- О Адад, буря яростная, ты справедлив к богам, снизойди же своей милостью и к нам, смертным!

- Царственный Адад, пошли нам дождя, дабы святая вода наполнила наши арыки, и пусть царственность твоя навеки до пределов земных и небесных сияет!

Люди, страшно измождённые, отощавшие, падали на колени, отбивали тяжёлые поклоны – ух! ух! ух!..

Только одинокая девичья фигурка застыла под сенью пальмы, в стороне от всех.

- Скажи, зачем твоя неразумная дочь вызывает гнев богов и людей? Отчего упрямится? Отчего не молится вместе со всеми? – выговаривал хазанну Техиб маленькой женщине с круглым, по-детски открытым, но изрезанным морщинами лицом.

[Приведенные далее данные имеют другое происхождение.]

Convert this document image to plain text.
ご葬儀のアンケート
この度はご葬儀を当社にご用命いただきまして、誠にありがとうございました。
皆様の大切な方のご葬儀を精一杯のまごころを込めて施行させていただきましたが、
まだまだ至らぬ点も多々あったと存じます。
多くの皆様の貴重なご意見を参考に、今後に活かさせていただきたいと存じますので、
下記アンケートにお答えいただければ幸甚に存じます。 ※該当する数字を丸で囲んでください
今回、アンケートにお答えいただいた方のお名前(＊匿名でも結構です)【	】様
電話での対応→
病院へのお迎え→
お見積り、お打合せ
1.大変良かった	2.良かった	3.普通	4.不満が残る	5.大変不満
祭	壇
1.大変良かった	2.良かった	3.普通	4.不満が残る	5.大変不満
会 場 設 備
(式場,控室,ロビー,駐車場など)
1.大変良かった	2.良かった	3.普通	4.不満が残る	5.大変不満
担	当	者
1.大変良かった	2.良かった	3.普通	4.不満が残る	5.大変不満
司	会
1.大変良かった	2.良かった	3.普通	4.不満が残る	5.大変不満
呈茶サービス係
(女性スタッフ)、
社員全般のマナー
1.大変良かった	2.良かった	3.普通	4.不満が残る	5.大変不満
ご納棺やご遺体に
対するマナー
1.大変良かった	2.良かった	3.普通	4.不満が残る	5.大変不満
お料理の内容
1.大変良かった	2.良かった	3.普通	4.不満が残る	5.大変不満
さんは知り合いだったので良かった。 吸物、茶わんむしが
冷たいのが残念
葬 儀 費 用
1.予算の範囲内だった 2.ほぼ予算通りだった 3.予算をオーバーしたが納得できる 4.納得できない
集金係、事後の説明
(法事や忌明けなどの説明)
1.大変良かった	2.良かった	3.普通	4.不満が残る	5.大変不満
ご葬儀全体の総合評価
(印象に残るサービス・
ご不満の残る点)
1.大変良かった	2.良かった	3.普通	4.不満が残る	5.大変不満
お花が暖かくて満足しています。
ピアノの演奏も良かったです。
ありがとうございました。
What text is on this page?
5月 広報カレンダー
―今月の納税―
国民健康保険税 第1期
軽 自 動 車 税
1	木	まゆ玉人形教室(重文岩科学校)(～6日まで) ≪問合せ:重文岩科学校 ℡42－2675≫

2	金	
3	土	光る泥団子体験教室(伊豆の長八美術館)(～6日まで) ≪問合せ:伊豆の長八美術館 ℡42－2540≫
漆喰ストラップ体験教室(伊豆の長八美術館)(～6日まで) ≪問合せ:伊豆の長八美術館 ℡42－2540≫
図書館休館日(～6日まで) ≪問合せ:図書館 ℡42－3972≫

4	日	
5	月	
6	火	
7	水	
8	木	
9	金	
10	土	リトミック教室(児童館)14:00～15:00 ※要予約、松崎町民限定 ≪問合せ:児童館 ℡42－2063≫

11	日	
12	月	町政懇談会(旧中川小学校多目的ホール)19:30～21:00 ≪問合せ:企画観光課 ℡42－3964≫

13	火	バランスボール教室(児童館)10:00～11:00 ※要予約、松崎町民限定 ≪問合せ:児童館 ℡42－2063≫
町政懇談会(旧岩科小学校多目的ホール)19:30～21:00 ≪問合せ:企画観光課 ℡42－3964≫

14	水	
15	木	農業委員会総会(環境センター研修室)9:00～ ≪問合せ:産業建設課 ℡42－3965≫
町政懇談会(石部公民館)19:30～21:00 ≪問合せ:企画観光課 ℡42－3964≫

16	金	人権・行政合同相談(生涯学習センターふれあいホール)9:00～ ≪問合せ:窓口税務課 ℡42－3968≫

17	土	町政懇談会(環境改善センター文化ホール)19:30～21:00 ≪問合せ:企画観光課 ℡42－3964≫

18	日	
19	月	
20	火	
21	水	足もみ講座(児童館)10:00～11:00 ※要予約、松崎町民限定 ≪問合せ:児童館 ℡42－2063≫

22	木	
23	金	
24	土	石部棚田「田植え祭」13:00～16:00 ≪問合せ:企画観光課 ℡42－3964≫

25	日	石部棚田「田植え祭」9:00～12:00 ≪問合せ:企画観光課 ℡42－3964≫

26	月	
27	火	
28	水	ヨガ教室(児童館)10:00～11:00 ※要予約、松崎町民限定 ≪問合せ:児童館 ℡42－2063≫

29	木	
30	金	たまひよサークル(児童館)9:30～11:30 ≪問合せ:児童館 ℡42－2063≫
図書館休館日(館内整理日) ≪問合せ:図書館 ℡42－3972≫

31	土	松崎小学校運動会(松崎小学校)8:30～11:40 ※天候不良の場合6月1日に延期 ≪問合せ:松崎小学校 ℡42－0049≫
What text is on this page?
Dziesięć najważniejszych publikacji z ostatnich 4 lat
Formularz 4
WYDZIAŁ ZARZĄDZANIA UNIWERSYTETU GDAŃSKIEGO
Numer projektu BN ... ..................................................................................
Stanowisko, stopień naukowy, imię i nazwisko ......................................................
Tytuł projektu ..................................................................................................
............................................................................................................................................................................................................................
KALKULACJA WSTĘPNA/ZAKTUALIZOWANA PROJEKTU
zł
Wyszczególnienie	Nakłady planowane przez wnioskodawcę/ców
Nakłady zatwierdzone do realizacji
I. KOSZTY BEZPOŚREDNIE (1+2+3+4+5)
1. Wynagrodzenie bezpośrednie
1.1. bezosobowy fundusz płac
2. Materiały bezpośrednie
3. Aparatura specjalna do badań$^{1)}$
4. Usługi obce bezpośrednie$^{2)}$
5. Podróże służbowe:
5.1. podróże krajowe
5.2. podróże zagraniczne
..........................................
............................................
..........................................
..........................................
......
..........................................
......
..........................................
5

Жители селения, озираясь на них, разбредались по своим убогим хижинам. Едва ли не треть алу уже выкосил беспощадный Иркалл; у тех же, кто ещё держался на ногах, оставалась надежда на то, что Адад услышит их мольбы.

- Знаешь ли ты, что люди хотят гнать её прочь из общины? – понизив голос, прибавил Техиб. – Они думают, что возвращение Ану-син принесло им несчастье.

- Не говори так, абу! – воскликнула женщина, избегая колючих взглядов односельчан; в глазах у неё стояли слёзы. – Ты же знаешь, что причина бедствий вовсе не в Ану-син. Ведь её рождение благословила сама владычица Иштар...

- Да, я помню об этом, – Техиб кивнул и продолжил изменившимся голосом: – Но мне известно также другое. Послушай, Баштум, я составил гороскоп твоей дочери и вот что я скажу. В тот день, когда она родилась, не только Иштар в облике утренней зари явилась благословить дитя. Другая могучая богиня в образе птицы распростёрла над твоей хижиной свои незримые крылья: тринадцать лет назад отворились двери подземного чертога львиноголовой Ламашту*.

- О абу, не заставляй меня страдать! – вскричала маленькая женщина дрожащим от слёз голосом. – Речи твои несправедливы и оскорбительны для моего слуха! Крылья птицы, что прилетела в день рождения Ану-син к моему дому, не были черны как ночь! Сизая голубка коснулась своим нежным крылом чела девочки, осеняя её своей божественностью...

- Каждый из нас волен видеть знаки богов по-своему и на свой лад толковать знамения, – отозвался Техиб, покачав головой.

Он хотел прибавить ещё что-то значительное к своей речи, но не успел – в этот момент девушка, о которой шла речь, стремительно приблизилась к нему.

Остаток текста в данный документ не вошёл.